Overcrowding in Midland prisons could cost taxpayers millions of pounds, official watchdogs have warned.
The National Audit Office highlighted Birmingham Prison and Blakenhurst Prison, in Redditch, Worcestershire, in a hard-hitting report published today.
Both were among the ten most overcrowded prisons in England and Wales, the report said.
If the crisis cannot be resolved soon, prisoners will have to be kept in police cells - which costs £362 a night, five times as much as keeping them in prison.
Overcrowding was also damaging efforts to turn offenders away from a life of crime, the National Audit Office said.
Charles Clarke, the Home Secretary, admitted Britain's jail population was "very close" to bursting point, earlier this week.
Today's report reveals that almost 500 prisoners are sharing cells at Birmingham Prison, and almost 450 are sharing at Blakenhurst.
Birmingham was forced to transfer 222 prisoners to less crowded jails, such is Liverpool prison, over six months.
And Blakenhurst had to transfer 407 prisoners to other jails in the same period.
The report also reveals that almost half of Birmingham's 1,400 prisoners are not working or being educated.
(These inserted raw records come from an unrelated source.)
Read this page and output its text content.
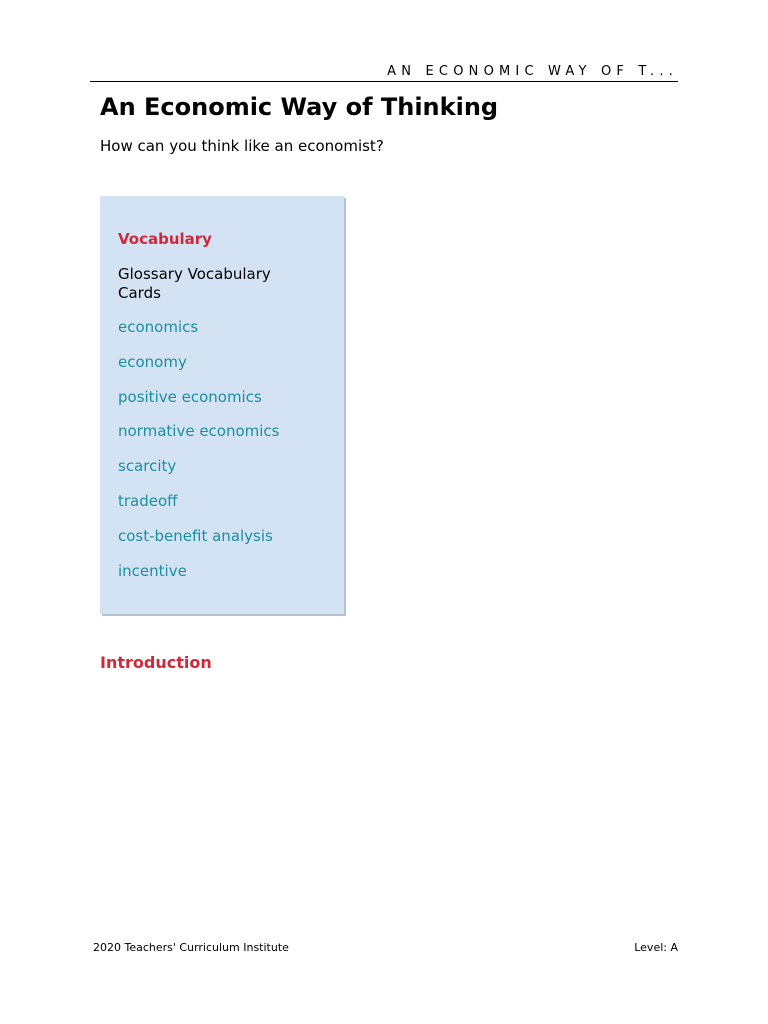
AN ECONOMIC WAY OF T...
An Economic Way of Thinking

How can you think like an economist?

Vocabulary
Glossary Vocabulary Cards
economics
economy
positive economics
normative economics
scarcity
tradeoff
cost-benefit analysis
incentive
Introduction
2020 Teachers' Curriculum Institute	Level: A
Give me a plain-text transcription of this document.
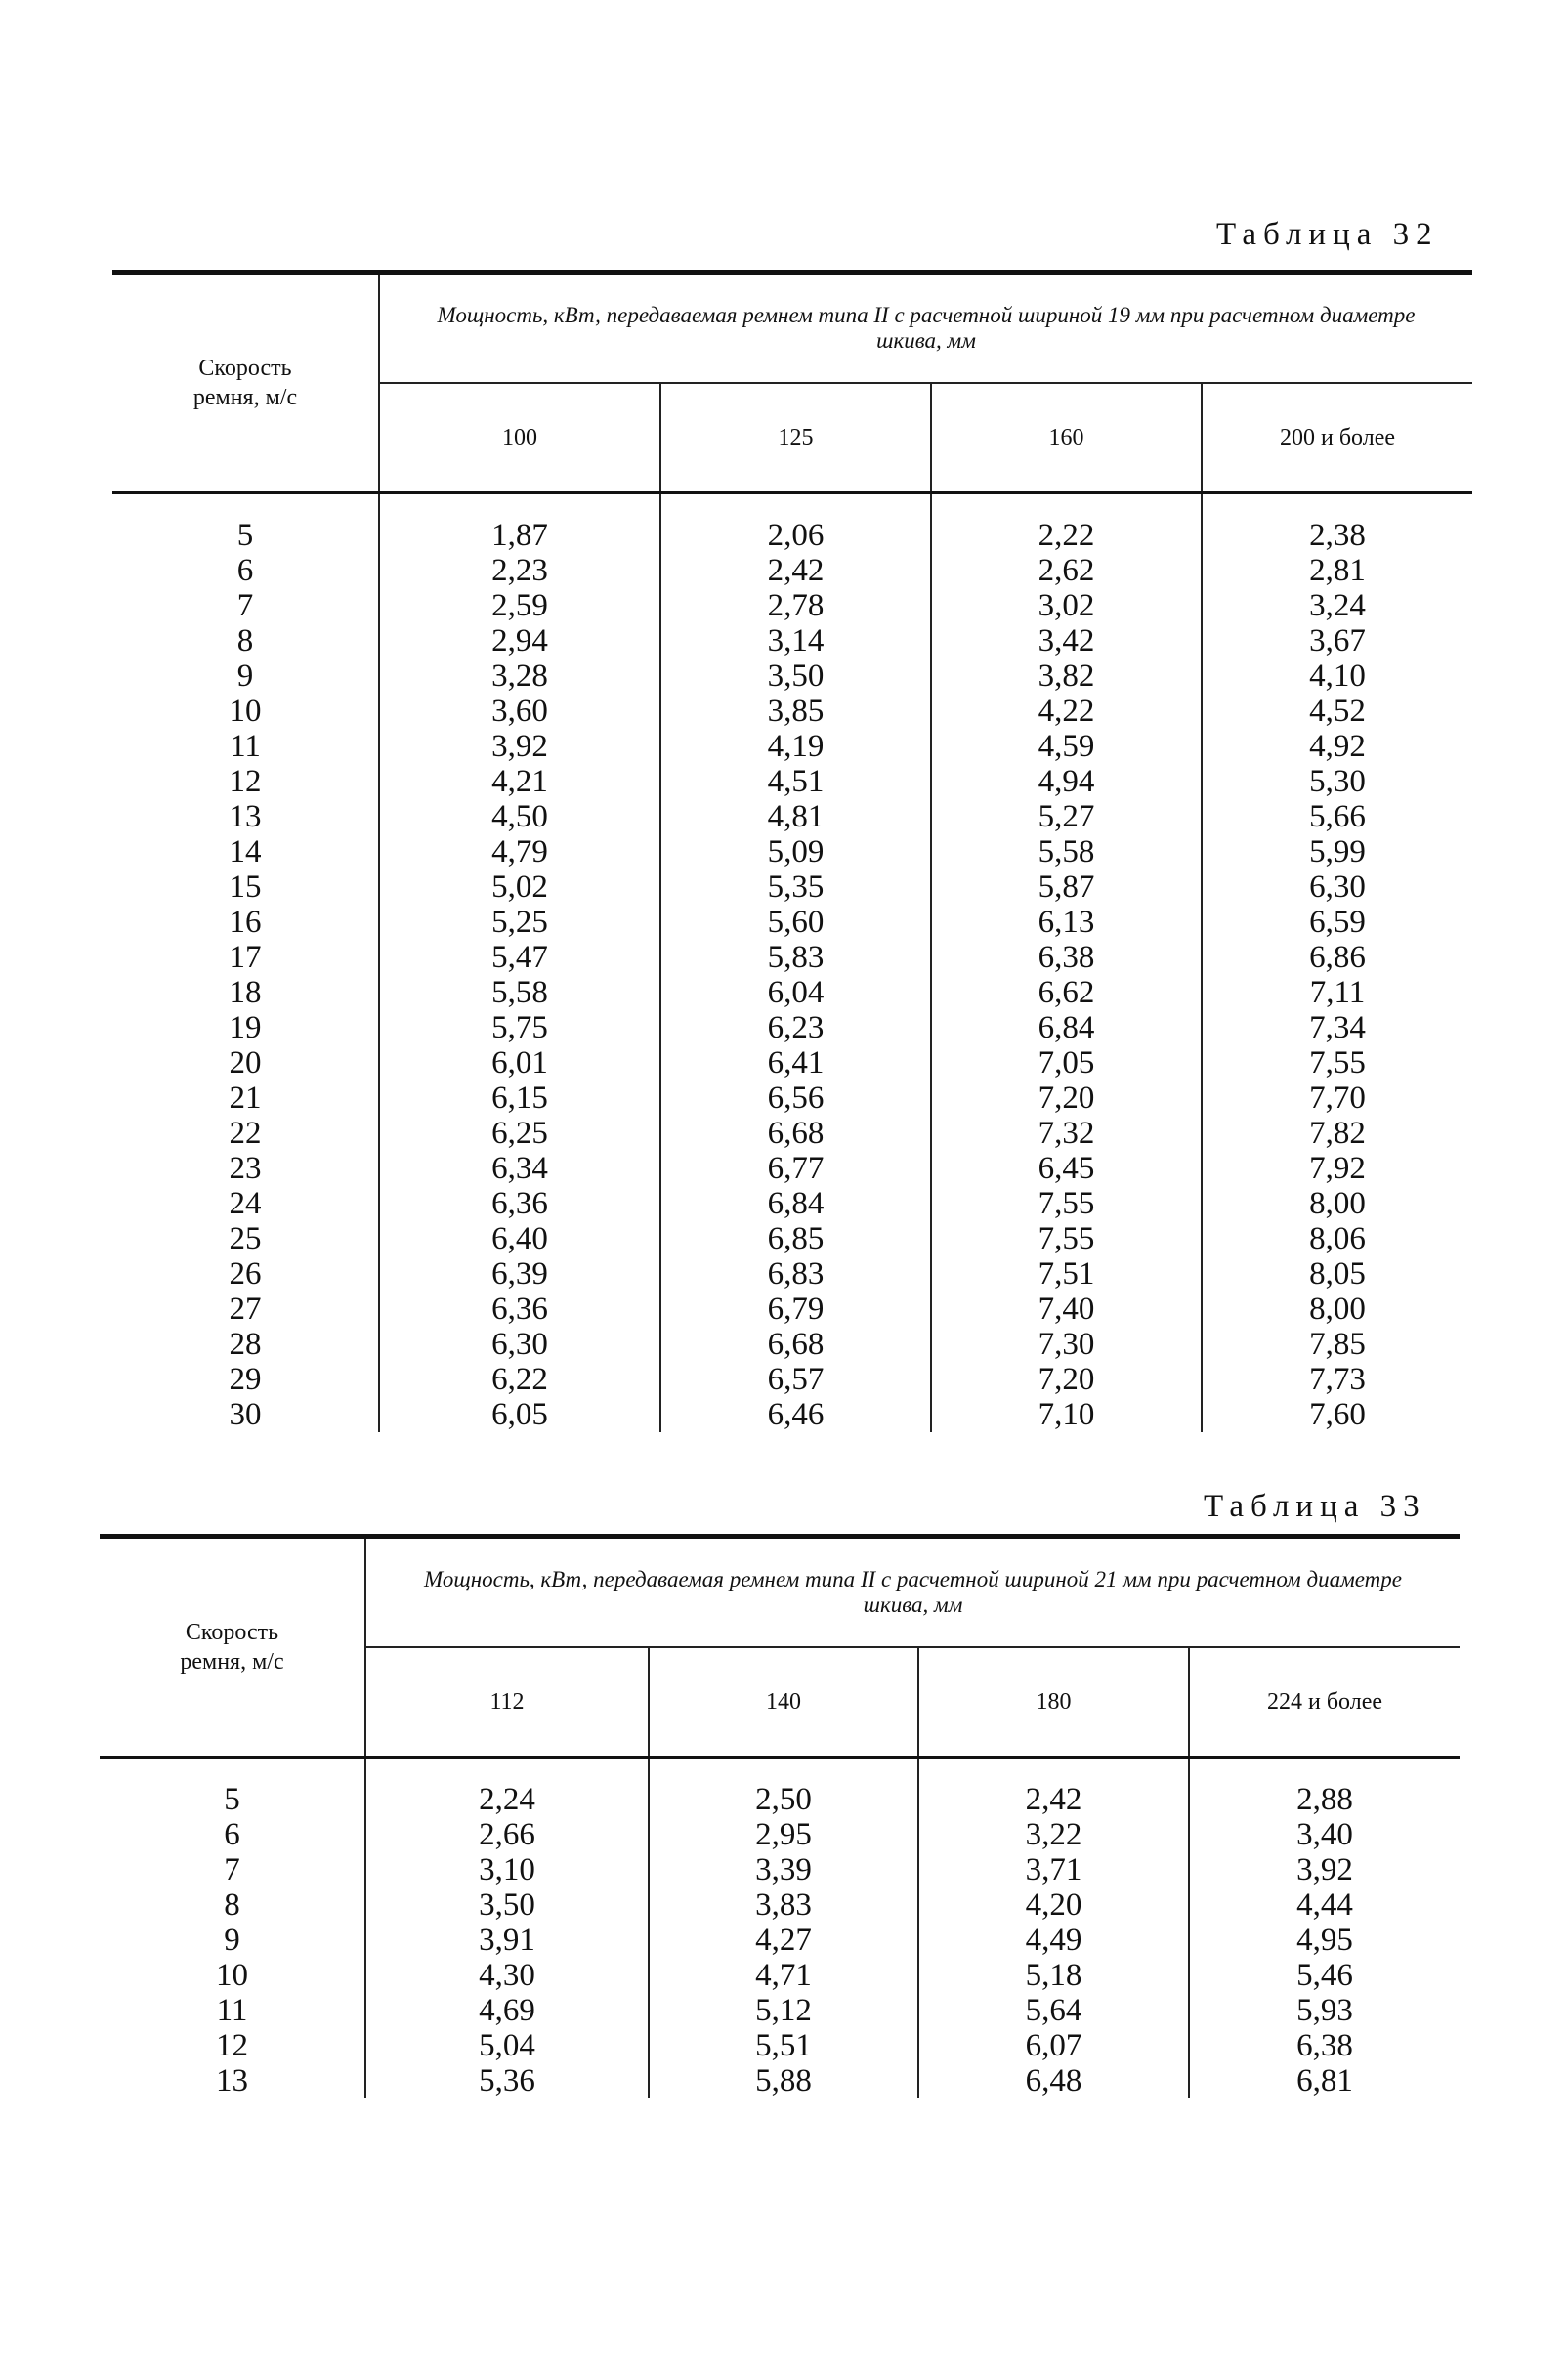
Таблица 32
Скорость ремня, м/с	Мощность, кВт, передаваемая ремнем типа II с расчетной шириной 19 мм при расчетном диаметре шкива, мм			
	100	125	160	200 и более
5	1,87	2,06	2,22	2,38
6	2,23	2,42	2,62	2,81
7	2,59	2,78	3,02	3,24
8	2,94	3,14	3,42	3,67
9	3,28	3,50	3,82	4,10
10	3,60	3,85	4,22	4,52
11	3,92	4,19	4,59	4,92
12	4,21	4,51	4,94	5,30
13	4,50	4,81	5,27	5,66
14	4,79	5,09	5,58	5,99
15	5,02	5,35	5,87	6,30
16	5,25	5,60	6,13	6,59
17	5,47	5,83	6,38	6,86
18	5,58	6,04	6,62	7,11
19	5,75	6,23	6,84	7,34
20	6,01	6,41	7,05	7,55
21	6,15	6,56	7,20	7,70
22	6,25	6,68	7,32	7,82
23	6,34	6,77	6,45	7,92
24	6,36	6,84	7,55	8,00
25	6,40	6,85	7,55	8,06
26	6,39	6,83	7,51	8,05
27	6,36	6,79	7,40	8,00
28	6,30	6,68	7,30	7,85
29	6,22	6,57	7,20	7,73
30	6,05	6,46	7,10	7,60
Таблица 33
Скорость ремня, м/с	Мощность, кВт, передаваемая ремнем типа II с расчетной шириной 21 мм при расчетном диаметре шкива, мм			
	112	140	180	224 и более
5	2,24	2,50	2,42	2,88
6	2,66	2,95	3,22	3,40
7	3,10	3,39	3,71	3,92
8	3,50	3,83	4,20	4,44
9	3,91	4,27	4,49	4,95
10	4,30	4,71	5,18	5,46
11	4,69	5,12	5,64	5,93
12	5,04	5,51	6,07	6,38
13	5,36	5,88	6,48	6,81
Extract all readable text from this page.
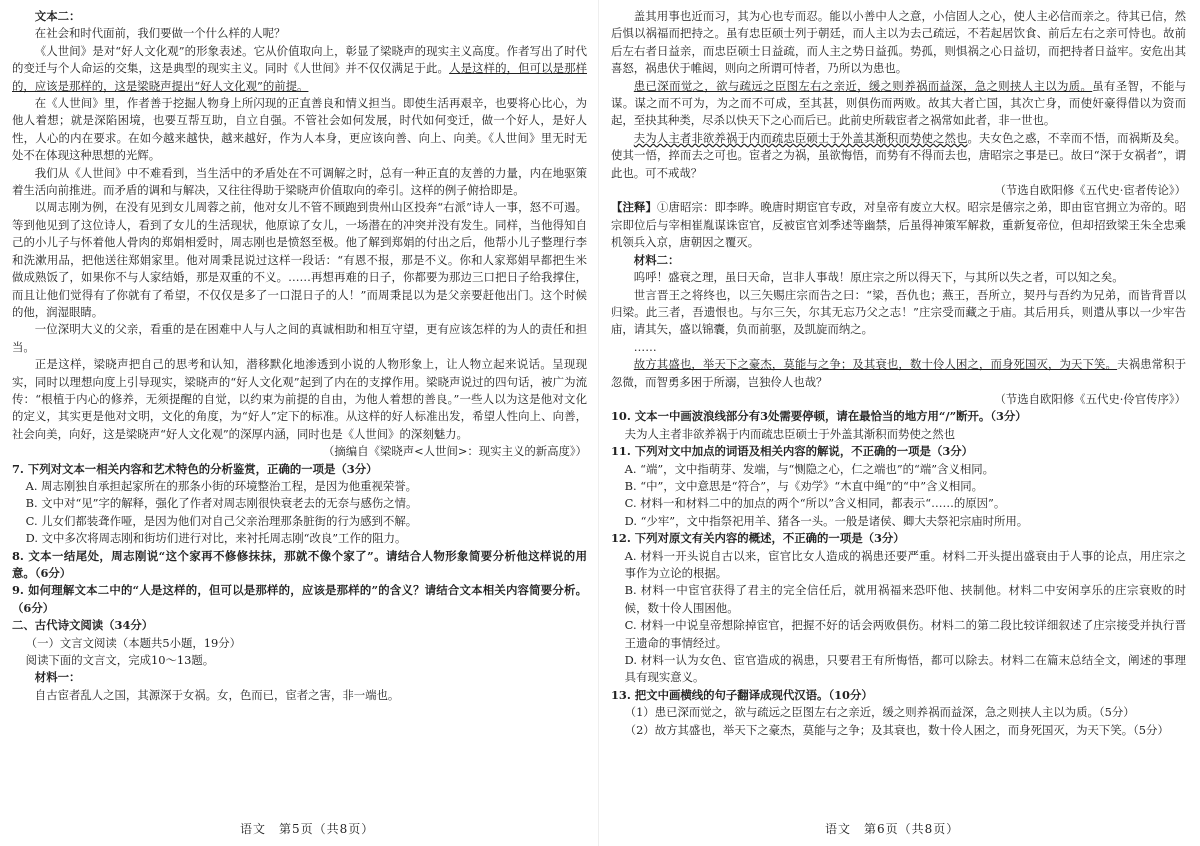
文本二：

在社会和时代面前，我们要做一个什么样的人呢？

《人世间》是对“好人文化观”的形象表述。它从价值取向上，彰显了梁晓声的现实主义高度。作者写出了时代的变迁与个人命运的交集，这是典型的现实主义。同时《人世间》并不仅仅满足于此。人是这样的，但可以是那样的，应该是那样的，这是梁晓声提出“好人文化观”的前提。

在《人世间》里，作者善于挖掘人物身上所闪现的正直善良和情义担当。即使生活再艰辛，也要将心比心，为他人着想；就是深陷困境，也要互帮互助，自立自强。不管社会如何发展，时代如何变迁，做一个好人，是好人性，人心的内在要求。在如今越来越快，越来越好，作为人本身，更应该向善、向上、向美。《人世间》里无时无处不在体现这种思想的光辉。

我们从《人世间》中不难看到，当生活中的矛盾处在不可调解之时，总有一种正直的友善的力量，内在地驱策着生活向前推进。而矛盾的调和与解决，又往往得助于梁晓声价值取向的牵引。这样的例子俯拾即是。

以周志刚为例，在没有见到女儿周蓉之前，他对女儿不管不顾跑到贵州山区投奔“右派”诗人一事，怒不可遏。等到他见到了这位诗人，看到了女儿的生活现状，他原谅了女儿，一场潜在的冲突并没有发生。同样，当他得知自己的小儿子与怀着他人骨肉的郑娟相爱时，周志刚也是愤怒至极。他了解到郑娟的付出之后，他帮小儿子整理行李和洗漱用品，把他送往郑娟家里。他对周秉昆说过这样一段话：“有恩不报，那是不义。你和人家郑娟早都把生米做成熟饭了，如果你不与人家结婚，那是双重的不义。……再想再难的日子，你都要为那边三口把日子给我撑住，而且让他们觉得有了你就有了希望，不仅仅是多了一口混日子的人！”而周秉昆以为是父亲要赶他出门。这个时候的他，润湿眼睛。

一位深明大义的父亲，看重的是在困难中人与人之间的真诚相助和相互守望，更有应该怎样的为人的责任和担当。

正是这样，梁晓声把自己的思考和认知，潜移默化地渗透到小说的人物形象上，让人物立起来说话。呈现现实，同时以理想向度上引导现实，梁晓声的“好人文化观”起到了内在的支撑作用。梁晓声说过的四句话，被广为流传：“根植于内心的修养，无须提醒的自觉，以约束为前提的自由，为他人着想的善良。”一些人以为这是他对文化的定义，其实更是他对文明，文化的角度，为“好人”定下的标准。从这样的好人标准出发，希望人性向上、向善，社会向美，向好，这是梁晓声“好人文化观”的深厚内涵，同时也是《人世间》的深刻魅力。

（摘编自《梁晓声<人世间>：现实主义的新高度》）

7. 下列对文本一相关内容和艺术特色的分析鉴赏，正确的一项是（3分）

A. 周志刚独自承担起家所在的那条小街的环境整治工程，是因为他重视荣誉。

B. 文中对“见”字的解释，强化了作者对周志刚很快衰老去的无奈与感伤之情。

C. 儿女们都装聋作哑，是因为他们对自己父亲治理那条脏街的行为感到不解。

D. 文中多次将周志刚和街坊们进行对比，来衬托周志刚“改良”工作的阻力。

8. 文本一结尾处，周志刚说“这个家再不修修抹抹，那就不像个家了”。请结合人物形象简要分析他这样说的用意。（6分）

9. 如何理解文本二中的“人是这样的，但可以是那样的，应该是那样的”的含义？请结合文本相关内容简要分析。（6分）

二、古代诗文阅读（34分）

（一）文言文阅读（本题共5小题，19分）

阅读下面的文言文，完成10～13题。

材料一：

自古宦者乱人之国，其源深于女祸。女，色而已，宦者之害，非一端也。

盖其用事也近而习，其为心也专而忍。能以小善中人之意，小信固人之心，使人主必信而亲之。待其已信，然后惧以祸福而把持之。虽有忠臣硕士列于朝廷，而人主以为去己疏远，不若起居饮食、前后左右之亲可恃也。故前后左右者日益亲，而忠臣硕士日益疏，而人主之势日益孤。势孤，则惧祸之心日益切，而把持者日益牢。安危出其喜怒，祸患伏于帷闼，则向之所谓可恃者，乃所以为患也。

患已深而觉之，欲与疏远之臣图左右之亲近，缓之则养祸而益深，急之则挟人主以为质。虽有圣智，不能与谋。谋之而不可为，为之而不可成，至其甚，则俱伤而两败。故其大者亡国，其次亡身，而使奸豪得借以为资而起，至抉其种类，尽杀以快天下之心而后已。此前史所载宦者之祸常如此者，非一世也。

夫为人主者非欲养祸于内而疏忠臣硕士于外盖其渐积而势使之然也。夫女色之惑，不幸而不悟，而祸斯及矣。使其一悟，捽而去之可也。宦者之为祸，虽欲悔悟，而势有不得而去也，唐昭宗之事是已。故曰“深于女祸者”，谓此也。可不戒哉？

（节选自欧阳修《五代史·宦者传论》）

【注释】①唐昭宗：即李晔。晚唐时期宦官专政，对皇帝有废立大权。昭宗是僖宗之弟，即由宦官拥立为帝的。昭宗即位后与宰相崔胤谋诛宦官，反被宦官刘季述等幽禁，后虽得神策军解救，重新复帝位，但却招致梁王朱全忠乘机领兵入京，唐朝因之覆灭。

材料二：

呜呼！盛衰之理，虽曰天命，岂非人事哉！原庄宗之所以得天下，与其所以失之者，可以知之矣。

世言晋王之将终也，以三矢赐庄宗而告之曰：“梁，吾仇也；燕王，吾所立，契丹与吾约为兄弟，而皆背晋以归梁。此三者，吾遗恨也。与尔三矢，尔其无忘乃父之志！”庄宗受而藏之于庙。其后用兵，则遣从事以一少牢告庙，请其矢，盛以锦囊，负而前驱，及凯旋而纳之。

……

故方其盛也，举天下之豪杰，莫能与之争；及其衰也，数十伶人困之，而身死国灭，为天下笑。夫祸患常积于忽微，而智勇多困于所溺，岂独伶人也哉？

（节选自欧阳修《五代史·伶官传序》）

10. 文本一中画波浪线部分有3处需要停顿，请在最恰当的地方用“/”断开。（3分）

夫为人主者非欲养祸于内而疏忠臣硕士于外盖其渐积而势使之然也

11. 下列对文中加点的词语及相关内容的解说，不正确的一项是（3分）

A. “端”，文中指萌芽、发端，与“恻隐之心，仁之端也”的“端”含义相同。

B. “中”，文中意思是“符合”，与《劝学》“木直中绳”的“中”含义相同。

C. 材料一和材料二中的加点的两个“所以”含义相同，都表示“……的原因”。

D. “少牢”，文中指祭祀用羊、猪各一头。一般是诸侯、卿大夫祭祀宗庙时所用。

12. 下列对原文有关内容的概述，不正确的一项是（3分）

A. 材料一开头说自古以来，宦官比女人造成的祸患还要严重。材料二开头提出盛衰由于人事的论点，用庄宗之事作为立论的根据。

B. 材料一中宦官获得了君主的完全信任后，就用祸福来恐吓他、挟制他。材料二中安闲享乐的庄宗衰败的时候，数十伶人围困他。

C. 材料一中说皇帝想除掉宦官，把握不好的话会两败俱伤。材料二的第二段比较详细叙述了庄宗接受并执行晋王遗命的事情经过。

D. 材料一认为女色、宦官造成的祸患，只要君王有所悔悟，都可以除去。材料二在篇末总结全文，阐述的事理具有现实意义。

13. 把文中画横线的句子翻译成现代汉语。（10分）

（1）患已深而觉之，欲与疏远之臣图左右之亲近，缓之则养祸而益深，急之则挟人主以为质。（5分）

（2）故方其盛也，举天下之豪杰，莫能与之争；及其衰也，数十伶人困之，而身死国灭，为天下笑。（5分）

语文　第5页（共8页）	语文　第6页（共8页）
It follows an earlier report which named Shrewsbury Prison as one of the most overcrowded in the country. It has room for 168 inmates, but at one stage almost 300 were crammed in.
Sir John Bourn, the auditor general, said: "The large prison population has led to increased levels of overcrowding, stretched resources and, at times, an urgent need to increase capacity."
He added: "Overcrowding can seriously disrupt prisoners' education and rehabilitation programmes."
In 2002, the Prison Service began investing millions in "quick-to-build" jail blocks, including 1,160 beds in modular temporary units and a further 920 in brick-clad, steel-framed houseblocks, the report said.
But the building programme was plagued with problems and went £7 million over budget, the report said.
The units were only suitable for low-risk prisoners, and inmates could not be locked in their cells at night in case of fire.
Sir John said: "Better contingency planning would help to ensure that future responses to increases in prisoner population were more cost-effective."